Here, we introduce the Universal Quantum Transformer (UQT), a fundamentally novel, quantum-native computing architecture that uses the physical properties of multi-qubit systems as a universal inductive bias for exact mathematical and algebraic reasoning. Rather than translating classical neural mechanisms, our framework relies entirely on parameterized geometric phase embedding and $SU(2)$ wave-interference.

在此，我们引入了通用量子 Transformer (UQT)，这是一种本质上全新的、原生于量子的计算架构。它利用多量子比特系统的物理特性作为通用归纳偏置，用于精确的数学和代数推理。我们的框架并不依赖于对经典神经机制的转换，而是完全基于参数化的几何相位嵌入和 $SU(2)$ 波干涉。

We demonstrate that the quantum attention circuit, operating on a highly compact 5-qubit substrate, perfectly learns two highly distinct formal classes: cyclic modular arithmetic ($\mathbb{Z}_{11}$) and non-Abelian algebra (the $S_4$ permutation group). While classical attention-based networks exhibit stochastic instability at convergence, the UQT achieves mathematically exact, deterministic generalization. We refer to this phenomenon as crystallization: a step beyond the well-known phenomenon of grokking.
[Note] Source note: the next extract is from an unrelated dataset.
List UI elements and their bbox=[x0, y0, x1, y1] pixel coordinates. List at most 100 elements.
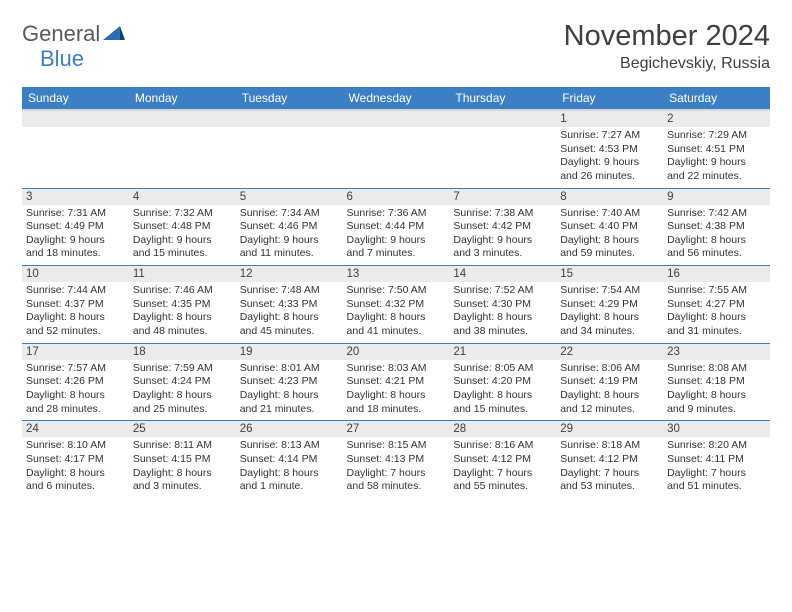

我们证明了在高度紧凑的 5 量子比特基底上运行的量子注意力电路，能够完美学习两类截然不同的形式化类别：循环模运算 ($\mathbb{Z}_{11}$) 和非阿贝尔代数（$S_4$ 置换群）。虽然基于注意力的经典网络在收敛时表现出随机不稳定性，但 UQT 实现了数学上精确的确定性泛化。我们将这种现象称为“结晶”（crystallization）：这是超越了广为人知的“顿悟”现象的进一步突破。

Crucially, this framework yields massive computational and memory advantages by theoretically bypassing the quadratic bottleneck of classical self-attention, and by logarithmically compressing the required representation dimension to eliminate the massive over-parameterization inherent to classical networks. Finally, we deploy this architecture on noisy intermediate-scale quantum (NISQ) hardware, proving its viability on current IBM Quantum computers. These results establish parameterized quantum topology as a universally superior physical substrate for exact artificial intelligence.

至关重要的是，该框架通过理论上绕过经典自注意力机制的二次方瓶颈，并以对数方式压缩所需的表示维度，从而消除了经典网络固有的海量过参数化问题，带来了巨大的计算和内存优势。最后，我们将该架构部署在含噪声中等规模量子 (NISQ) 硬件上，证明了其在当前 IBM 量子计算机上的可行性。这些结果确立了参数化量子拓扑作为精确人工智能的通用优越物理基底。